Keputusan MA ini berarti bahwa sanksi administratif terhadap promotor dan ko-promotor disertasi Bahlil Lahadalia tetap diberlakukan.
Rektor Universitas Indonesia, Heri, menyatakan bahwa keputusan MA ini merupakan langkah yang tepat dalam menjaga integritas akademik di universitas.
"Kami sangat menghargai keputusan MA ini, karena ini menunjukkan bahwa upaya kami untuk menjaga integritas akademik di universitas telah diakui oleh lembaga peradilan," kata Heri.
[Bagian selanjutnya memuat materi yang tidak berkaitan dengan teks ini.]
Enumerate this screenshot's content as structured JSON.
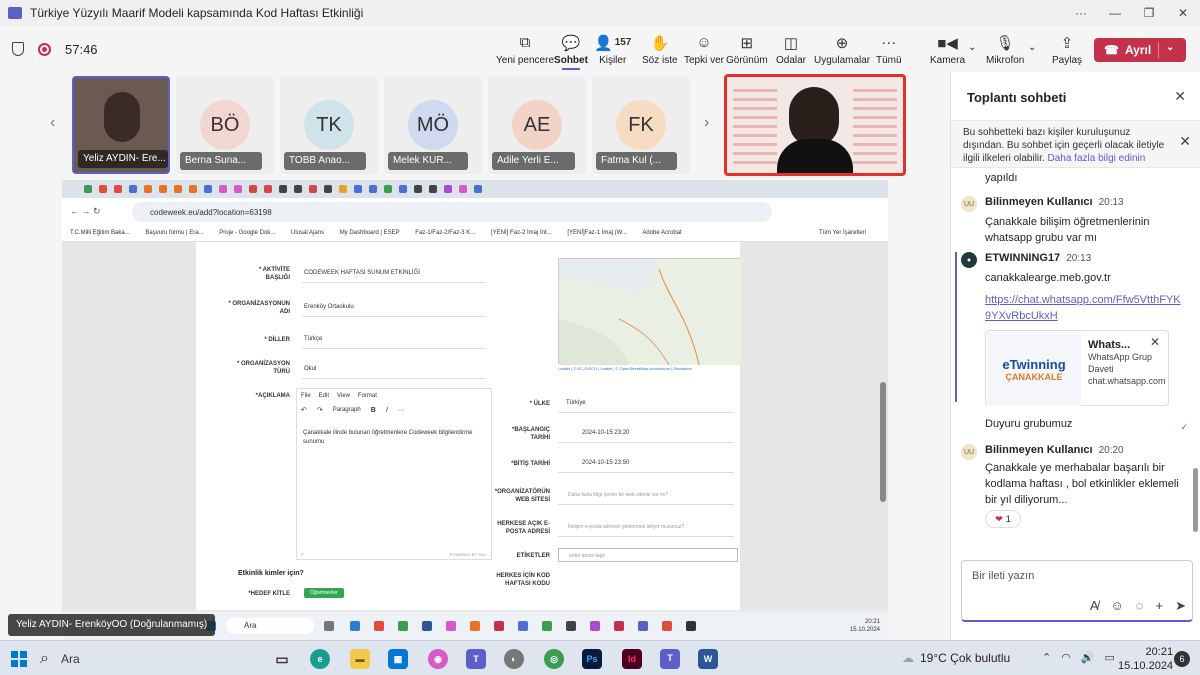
{
  "window": {
    "title": "Türkiye Yüzyılı Maarif Modeli kapsamında Kod Haftası Etkinliği"
  },
  "toolbar": {
    "timer": "57:46",
    "buttons": [
      {
        "label": "Yeni pencere",
        "icon": "popout-icon"
      },
      {
        "label": "Sohbet",
        "icon": "chat-icon",
        "active": true
      },
      {
        "label": "Kişiler",
        "icon": "people-icon",
        "count": "157"
      },
      {
        "label": "Söz iste",
        "icon": "raise-hand-icon"
      },
      {
        "label": "Tepki ver",
        "icon": "emoji-icon"
      },
      {
        "label": "Görünüm",
        "icon": "grid-icon"
      },
      {
        "label": "Odalar",
        "icon": "rooms-icon"
      },
      {
        "label": "Uygulamalar",
        "icon": "add-icon"
      },
      {
        "label": "Tümü",
        "icon": "more-icon"
      },
      {
        "label": "Kamera",
        "icon": "camera-icon"
      },
      {
        "label": "Mikrofon",
        "icon": "mic-icon"
      },
      {
        "label": "Paylaş",
        "icon": "share-icon"
      }
    ],
    "leave_label": "Ayrıl"
  },
  "tiles": [
    {
      "name": "Yeliz AYDIN- Ere...",
      "initials": "",
      "color": "#6b5a52"
    },
    {
      "name": "Berna Suna...",
      "initials": "BÖ",
      "color": "#f2d6d0"
    },
    {
      "name": "TOBB Anao...",
      "initials": "TK",
      "color": "#cfe3ea"
    },
    {
      "name": "Melek KUR...",
      "initials": "MÖ",
      "color": "#cfd9ef"
    },
    {
      "name": "Adile Yerli E...",
      "initials": "AE",
      "color": "#f4d3c7"
    },
    {
      "name": "Fatma Kul (...",
      "initials": "FK",
      "color": "#f6dcc3"
    }
  ],
  "browser": {
    "url": "codeweek.eu/add?location=63198",
    "bookmarks": [
      "T.C.Milli Eğitim Baka...",
      "Başvuru formu | Era...",
      "Proje - Google Dok...",
      "Ulusal Ajans",
      "My Dashboard | ESEP",
      "Faz-1/Faz-2/Faz-3 K...",
      "[YENİ] Faz-2 İmaj İnt...",
      "[YENİ]Faz-1 İmaj (W...",
      "Adobe Acrobat",
      "Tüm Yer İşaretleri"
    ],
    "form": {
      "title_label": "* AKTİVİTE BAŞLIĞI",
      "title_value": "CODEWEEK HAFTASI SUNUM ETKİNLİĞİ",
      "org_label": "* ORGANİZASYONUN ADI",
      "org_value": "Erenköy Ortaokulu",
      "lang_label": "* DİLLER",
      "lang_value": "Türkçe",
      "orgtype_label": "* ORGANİZASYON TÜRÜ",
      "orgtype_value": "Okul",
      "desc_label": "*AÇIKLAMA",
      "editor_menu": [
        "File",
        "Edit",
        "View",
        "Format"
      ],
      "editor_style": "Paragraph",
      "desc_value": "Çanakkale ilinde bulunan öğretmenlere Codeweek bilgilendirme sunumu",
      "editor_p": "P",
      "editor_powered": "POWERED BY TINY",
      "country_label": "* ÜLKE",
      "country_value": "Türkiye",
      "start_label": "*BAŞLANGIÇ TARİHİ",
      "start_value": "2024-10-15 23:20",
      "end_label": "*BİTİŞ TARİHİ",
      "end_value": "2024-10-15 23:50",
      "web_label": "*ORGANİZATÖRÜN WEB SİTESİ",
      "web_placeholder": "Daha fazla bilgi içeren bir web siteniz var mı?",
      "email_label": "HERKESE AÇIK E-POSTA ADRESİ",
      "email_placeholder": "İletişim e-posta adresini göstermek istiyor musunuz?",
      "tags_label": "ETİKETLER",
      "tags_placeholder": "enter some tags",
      "codeweek_label": "HERKES İÇİN KOD HAFTASI KODU",
      "section_title": "Etkinlik kimler için?",
      "target_label": "*HEDEF KİTLE",
      "target_value": "Öğretmenler",
      "map_credit": "Leaflet | © EC-GISCO | Leaflet | © OpenStreetMap contributors | Disclaimer"
    },
    "taskbar_search": "Ara",
    "taskbar_time": "20:21",
    "taskbar_date": "15.10.2024"
  },
  "presenter_label": "Yeliz AYDIN- ErenköyOO (Doğrulanmamış)",
  "chat": {
    "title": "Toplantı sohbeti",
    "notice": "Bu sohbetteki bazı kişiler kuruluşunuz dışından. Bu sohbet için geçerli olacak iletiyle ilgili ilkeleri olabilir.",
    "notice_link": "Daha fazla bilgi edinin",
    "prev_text": "yapıldı",
    "messages": [
      {
        "author": "Bilinmeyen Kullanıcı",
        "time": "20:13",
        "text": "Çanakkale bilişim öğretmenlerinin whatsapp grubu var mı",
        "avatar": "UU"
      },
      {
        "author": "ETWINNING17",
        "time": "20:13",
        "text": "canakkalearge.meb.gov.tr",
        "link": "https://chat.whatsapp.com/Ffw5VtthFYK9YXvRbcUkxH",
        "avatar": ""
      },
      {
        "author": "Bilinmeyen Kullanıcı",
        "time": "20:20",
        "text": "Çanakkale ye merhabalar başarılı bir kodlama haftası , bol etkinlikler eklemeli bir yıl diliyorum...",
        "avatar": "UU"
      }
    ],
    "card": {
      "title": "Whats...",
      "subtitle": "WhatsApp Grup Daveti",
      "domain": "chat.whatsapp.com",
      "img_title": "eTwinning",
      "img_sub": "ÇANAKKALE"
    },
    "after_card": "Duyuru grubumuz",
    "reaction_count": "1",
    "compose_placeholder": "Bir ileti yazın"
  },
  "taskbar": {
    "search": "Ara",
    "weather": "19°C  Çok bulutlu",
    "time": "20:21",
    "date": "15.10.2024"
  }
}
Universitas Indonesia sebelumnya telah memberikan sanksi administratif terhadap promotor dan ko-promotor disertasi Bahlil Lahadalia karena diduga melakukan pelanggaran etika akademik.
Sanksi ini diberikan setelah dilakukan penyelidikan dan pemeriksaan yang menyeluruh oleh universitas.
Dengan keputusan MA ini, Universitas Indonesia akan terus menjaga integritas akademik di universitas dan memastikan bahwa semua sivitas akademika mematuhi etika akademik yang telah ditetapkan.